God has a special way of shedding light on the next step I need to take. This time it was an ambulance ride and subsequent hospitalization. God has used Mom’s recent hospitalization and short-term nursing home stay to help us make another important decision. God was making it clear that now is the time to move her in with us.

Moving day cannot come fast enough for my mother, who is in short-term rehabilitation in a nursing home following a brief hospital stay. I visit her twice a day and always find her with her bags packed and ready to go. She pleads under her breath, “Get me out of here!”

Moving an aging parent in with you is not always an option, and may not always even be the most loving thing to do. We recognize not every one makes that choice when it comes time for their parent to receive extra care, but, Wayne and I both believe it is the right decision for my mom’s well-being at this time. I am very grateful for a supportive husband who allows me to follow my heart in providing home-based care for my mom.
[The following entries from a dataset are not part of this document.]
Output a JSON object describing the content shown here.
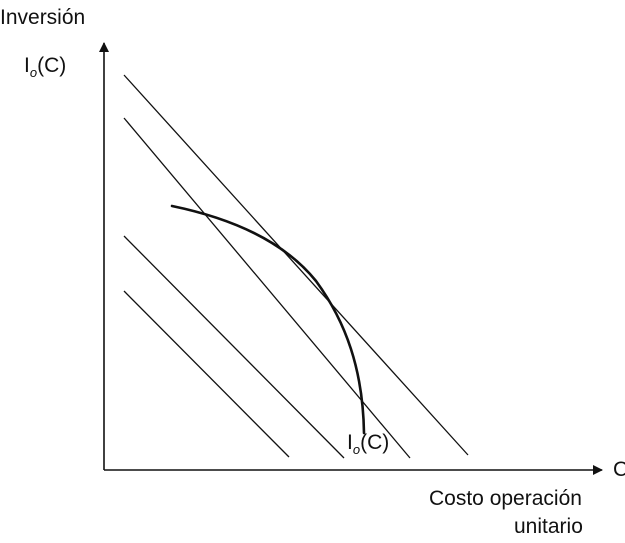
{
  "diagram": {
    "y_axis": {
      "title": "Inversión",
      "curve_label": {
        "main": "I",
        "sub": "o",
        "arg": "(C)"
      }
    },
    "x_axis": {
      "variable": "C",
      "title_line1": "Costo operación",
      "title_line2": "unitario"
    },
    "curve_label": {
      "main": "I",
      "sub": "o",
      "arg": "(C)"
    },
    "colors": {
      "ink": "#111111",
      "background": "#ffffff"
    },
    "elements": {
      "iso_cost_lines": 4,
      "curve": "concave investment-operating cost frontier I_o(C), tangent to the outermost iso-cost line"
    }
  }
}
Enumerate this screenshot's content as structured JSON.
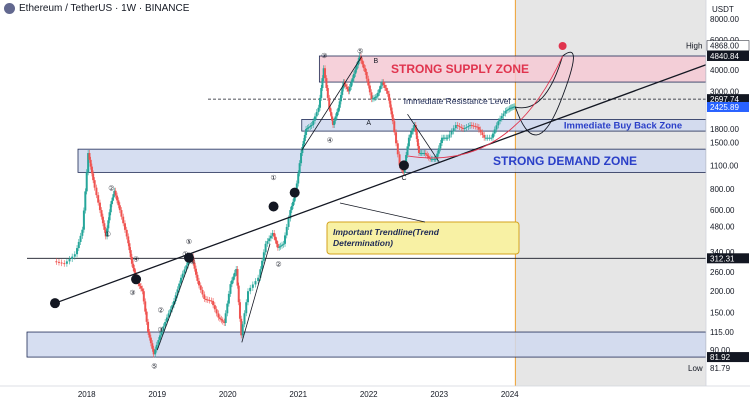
{
  "header": {
    "title": "Ethereum / TetherUS · 1W · BINANCE"
  },
  "currency": "USDT",
  "chart_data": {
    "type": "candlestick-log",
    "x_ticks": [
      "2018",
      "2019",
      "2020",
      "2021",
      "2022",
      "2023",
      "2024"
    ],
    "y_ticks": [
      "8000.00",
      "6000.00",
      "4000.00",
      "3000.00",
      "2400.00",
      "1800.00",
      "1500.00",
      "1100.00",
      "800.00",
      "600.00",
      "480.00",
      "340.00",
      "260.00",
      "200.00",
      "150.00",
      "115.00",
      "90.00"
    ],
    "high": {
      "label": "High",
      "value": "4868.00"
    },
    "low": {
      "label": "Low",
      "value": "81.79"
    },
    "price_tags": [
      {
        "value": "4840.84",
        "style": "dark"
      },
      {
        "value": "2697.74",
        "style": "dark"
      },
      {
        "value": "2425.89",
        "style": "blue"
      },
      {
        "value": "312.31",
        "style": "dark"
      },
      {
        "value": "81.92",
        "style": "dark"
      }
    ],
    "price_path": [
      [
        2017.55,
        300
      ],
      [
        2017.7,
        290
      ],
      [
        2017.85,
        330
      ],
      [
        2017.95,
        460
      ],
      [
        2018.03,
        1300
      ],
      [
        2018.1,
        900
      ],
      [
        2018.2,
        600
      ],
      [
        2018.28,
        420
      ],
      [
        2018.35,
        650
      ],
      [
        2018.4,
        780
      ],
      [
        2018.48,
        600
      ],
      [
        2018.58,
        420
      ],
      [
        2018.65,
        290
      ],
      [
        2018.72,
        230
      ],
      [
        2018.8,
        200
      ],
      [
        2018.88,
        115
      ],
      [
        2018.96,
        85
      ],
      [
        2019.05,
        110
      ],
      [
        2019.15,
        140
      ],
      [
        2019.25,
        175
      ],
      [
        2019.35,
        240
      ],
      [
        2019.45,
        300
      ],
      [
        2019.5,
        320
      ],
      [
        2019.58,
        230
      ],
      [
        2019.68,
        180
      ],
      [
        2019.78,
        175
      ],
      [
        2019.88,
        140
      ],
      [
        2019.96,
        130
      ],
      [
        2020.05,
        220
      ],
      [
        2020.13,
        270
      ],
      [
        2020.2,
        110
      ],
      [
        2020.3,
        200
      ],
      [
        2020.45,
        240
      ],
      [
        2020.55,
        380
      ],
      [
        2020.65,
        440
      ],
      [
        2020.72,
        360
      ],
      [
        2020.8,
        380
      ],
      [
        2020.9,
        600
      ],
      [
        2020.97,
        750
      ],
      [
        2021.05,
        1300
      ],
      [
        2021.12,
        1800
      ],
      [
        2021.2,
        1900
      ],
      [
        2021.3,
        2400
      ],
      [
        2021.37,
        4100
      ],
      [
        2021.45,
        2400
      ],
      [
        2021.5,
        1900
      ],
      [
        2021.58,
        2400
      ],
      [
        2021.65,
        3400
      ],
      [
        2021.72,
        3000
      ],
      [
        2021.8,
        3800
      ],
      [
        2021.88,
        4800
      ],
      [
        2021.96,
        3900
      ],
      [
        2022.05,
        2700
      ],
      [
        2022.12,
        2800
      ],
      [
        2022.2,
        3400
      ],
      [
        2022.28,
        2900
      ],
      [
        2022.35,
        2000
      ],
      [
        2022.45,
        1100
      ],
      [
        2022.5,
        1000
      ],
      [
        2022.58,
        1600
      ],
      [
        2022.66,
        1900
      ],
      [
        2022.72,
        1300
      ],
      [
        2022.8,
        1300
      ],
      [
        2022.88,
        1200
      ],
      [
        2022.96,
        1200
      ],
      [
        2023.05,
        1600
      ],
      [
        2023.13,
        1600
      ],
      [
        2023.25,
        1900
      ],
      [
        2023.35,
        1800
      ],
      [
        2023.45,
        1900
      ],
      [
        2023.55,
        1850
      ],
      [
        2023.65,
        1600
      ],
      [
        2023.75,
        1600
      ],
      [
        2023.85,
        2000
      ],
      [
        2023.95,
        2300
      ],
      [
        2024.02,
        2400
      ],
      [
        2024.08,
        2450
      ]
    ],
    "zones": [
      {
        "label": "STRONG SUPPLY ZONE",
        "from": 3400,
        "to": 4840
      },
      {
        "label": "Immediate Buy Back Zone",
        "from": 1750,
        "to": 2050
      },
      {
        "label": "STRONG DEMAND ZONE",
        "from": 1000,
        "to": 1370
      },
      {
        "label": "",
        "from": 81.92,
        "to": 115
      }
    ],
    "levels": [
      {
        "label": "Immediate Resistance Level",
        "value": 2697.74,
        "style": "dashed"
      },
      {
        "label": "",
        "value": 312.31,
        "style": "solid"
      }
    ],
    "trendline": {
      "from": [
        2017.55,
        170
      ],
      "to": [
        2024.5,
        4300
      ]
    },
    "annotation": {
      "text_line1": "Important Trendline(Trend",
      "text_line2": "Determination)"
    },
    "wave_labels": [
      "①",
      "②",
      "③",
      "④",
      "⑤",
      "A",
      "B",
      "C"
    ],
    "grid": false,
    "forecast_shaded": true
  }
}
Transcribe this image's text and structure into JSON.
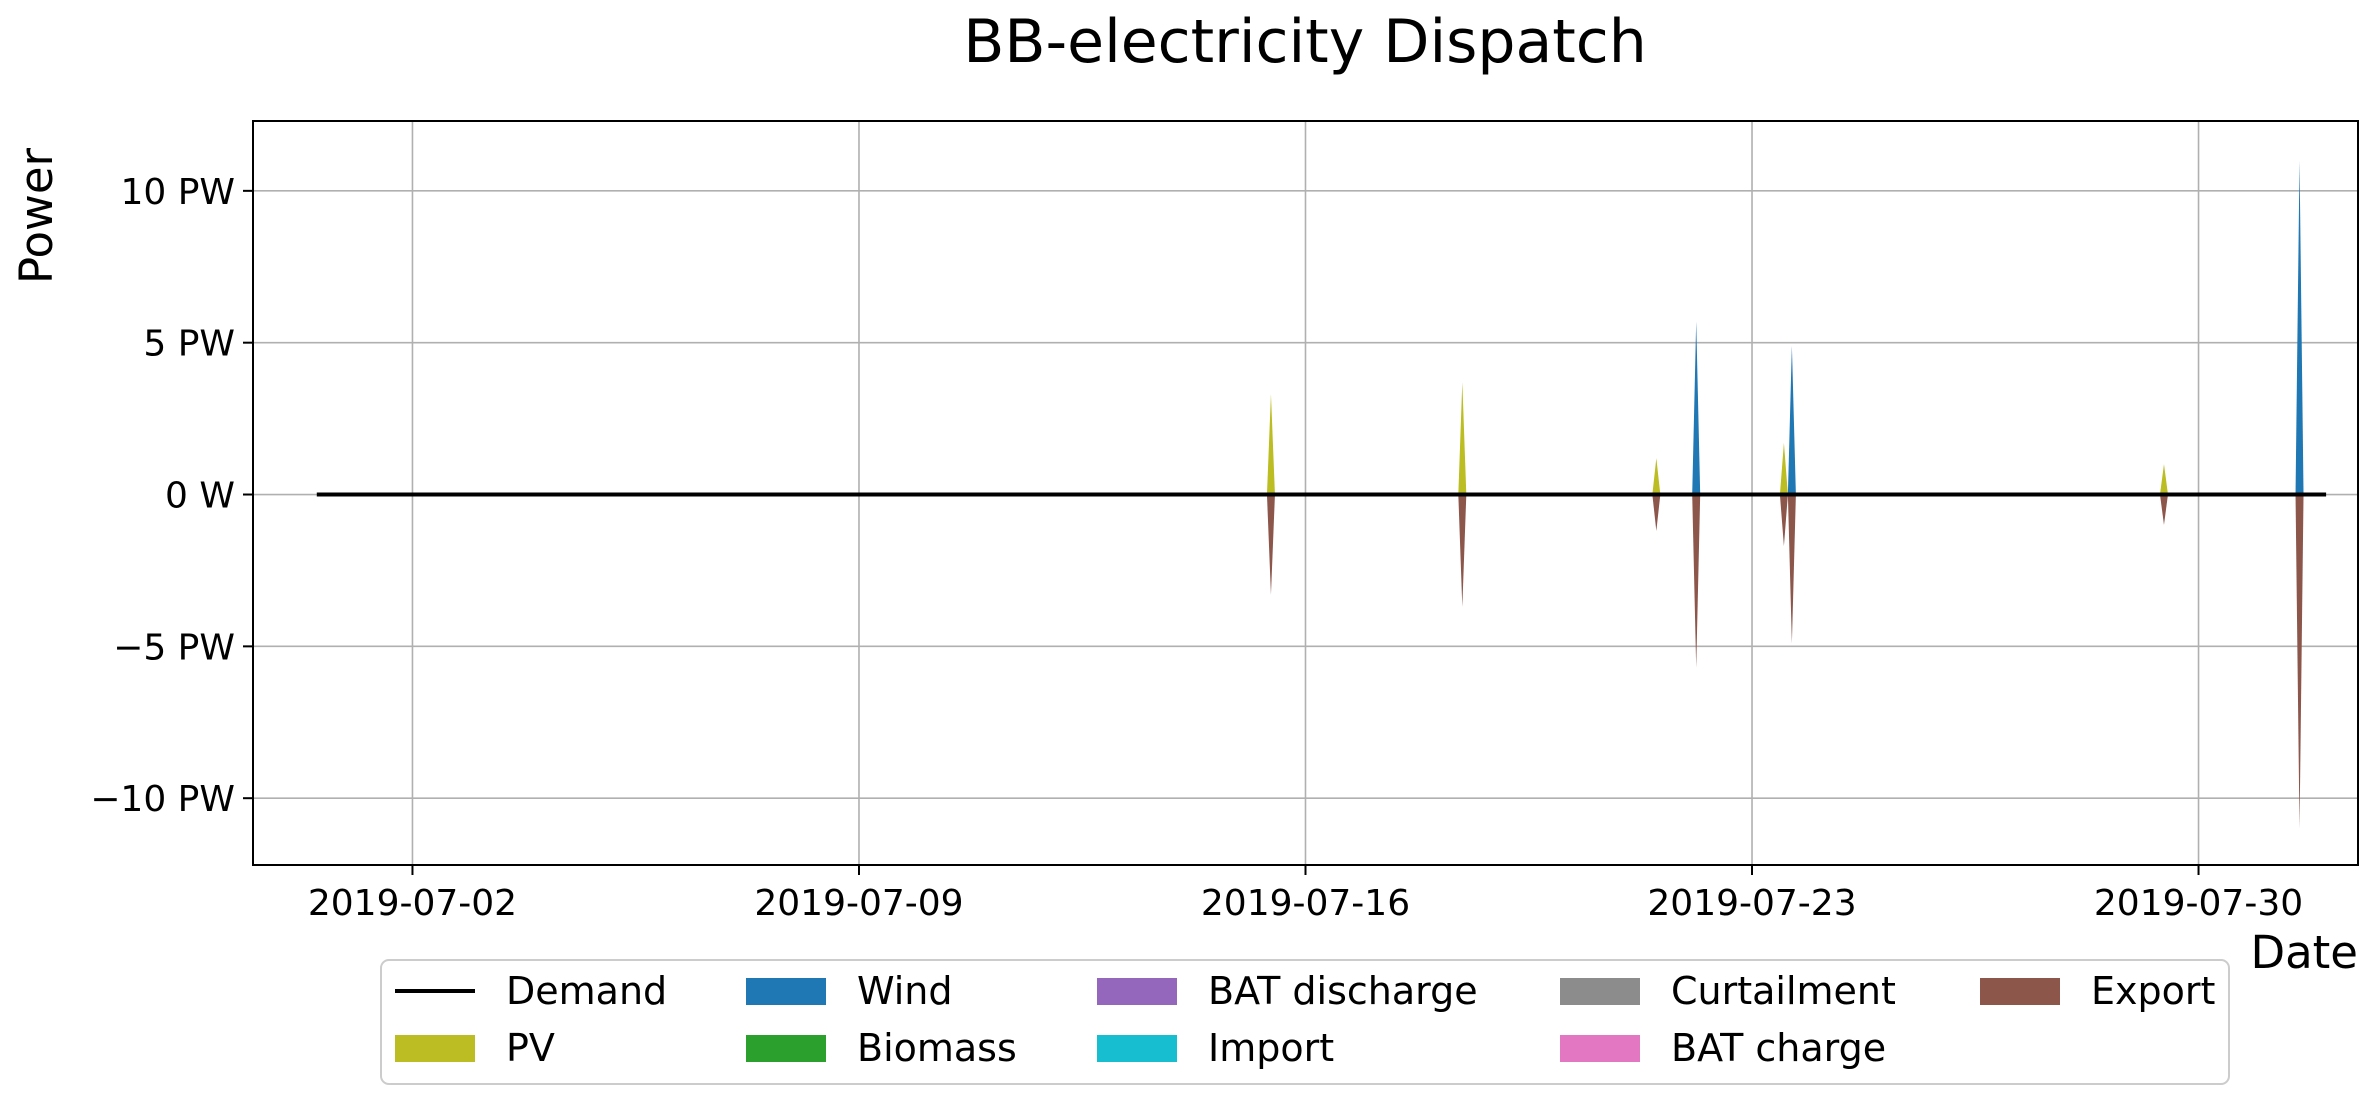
{
  "chart_data": {
    "type": "area",
    "title": "BB-electricity Dispatch",
    "xlabel": "Date",
    "ylabel": "Power",
    "grid": true,
    "legend_position": "bottom-center",
    "xlim": [
      "2019-06-29T12:00",
      "2019-08-01T12:00"
    ],
    "ylim": [
      -12.2,
      12.3
    ],
    "y_unit": "PW",
    "x_ticks": [
      "2019-07-02",
      "2019-07-09",
      "2019-07-16",
      "2019-07-23",
      "2019-07-30"
    ],
    "y_ticks": [
      {
        "value": 10,
        "label": "10 PW"
      },
      {
        "value": 5,
        "label": "5 PW"
      },
      {
        "value": 0,
        "label": "0 W"
      },
      {
        "value": -5,
        "label": "−5 PW"
      },
      {
        "value": -10,
        "label": "−10 PW"
      }
    ],
    "legend": [
      "Demand",
      "PV",
      "Wind",
      "Biomass",
      "BAT discharge",
      "Import",
      "Curtailment",
      "BAT charge",
      "Export"
    ],
    "colors": {
      "Demand": "#000000",
      "PV": "#bcbd22",
      "Wind": "#1f77b4",
      "Biomass": "#2ca02c",
      "BAT discharge": "#9467bd",
      "Import": "#17becf",
      "Curtailment": "#8c8c8c",
      "BAT charge": "#e377c2",
      "Export": "#8c564b"
    },
    "demand": {
      "start": "2019-06-30T12:00",
      "end": "2019-08-01T00:00",
      "value": 0
    },
    "spikes": [
      {
        "time": "2019-07-15T11:00",
        "PV": 3.3,
        "Wind": 0,
        "Export": -3.3
      },
      {
        "time": "2019-07-18T11:00",
        "PV": 3.7,
        "Wind": 0,
        "Export": -3.7
      },
      {
        "time": "2019-07-21T12:00",
        "PV": 1.2,
        "Wind": 0,
        "Export": -1.2
      },
      {
        "time": "2019-07-22T03:00",
        "PV": 0,
        "Wind": 5.7,
        "Export": -5.7
      },
      {
        "time": "2019-07-23T12:00",
        "PV": 1.7,
        "Wind": 0,
        "Export": -1.7
      },
      {
        "time": "2019-07-23T15:00",
        "PV": 0,
        "Wind": 4.9,
        "Export": -4.9
      },
      {
        "time": "2019-07-29T11:00",
        "PV": 1.0,
        "Wind": 0,
        "Export": -1.0
      },
      {
        "time": "2019-07-31T14:00",
        "PV": 0,
        "Wind": 11.0,
        "Export": -11.0
      }
    ]
  }
}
We are in this together. I suspect this is somewhere tucked in the “for better or for worse” part of our marriage vows.

Together we have discovered there is an amazing amount of stuff you need when preparing to live with a loved one experiencing Alzheimer’s. For us, it means, two baby gates, a door alarm, a special lock for the basement door, a hospital bed, special bedding, grab bars in the bathroom, a video baby monitor and WiFi camera, to name just a few.

We’ve made some other important discoveries too.

Together we have discovered what an incredible family we have – those related by blood, and those related by heart. Our daughter, in particular, has taken the bull by the horns and worked tirelessly to get her grandmother’s apartment cleared out. Our friends have also found numerous ways to show they care.

Together we have discovered what an awesome, prayer answering God we have. He has provided everything we need in so many gracious, only-God-can-do-this ways. Here’s my Facebook post from May 11 with just one example:

moms room
Dining room to bedroom transformation in progress

 

God’s answer to prayer. Almost paid nearly $1,000 for a refurbished hospital bed. But God connected me with a sweet elderly lady whose husband was admitted to a nursing home. She had just sold their home and needed to get rid of this 1-year-old bed. The same bed I was going to buy…but, He answered our prayers and put a blessing on top…the bed was only $50.

And, together, we will give my mother an awesome Mother’s Day gift. A loving place to call her home, God willing, until her next move to heaven.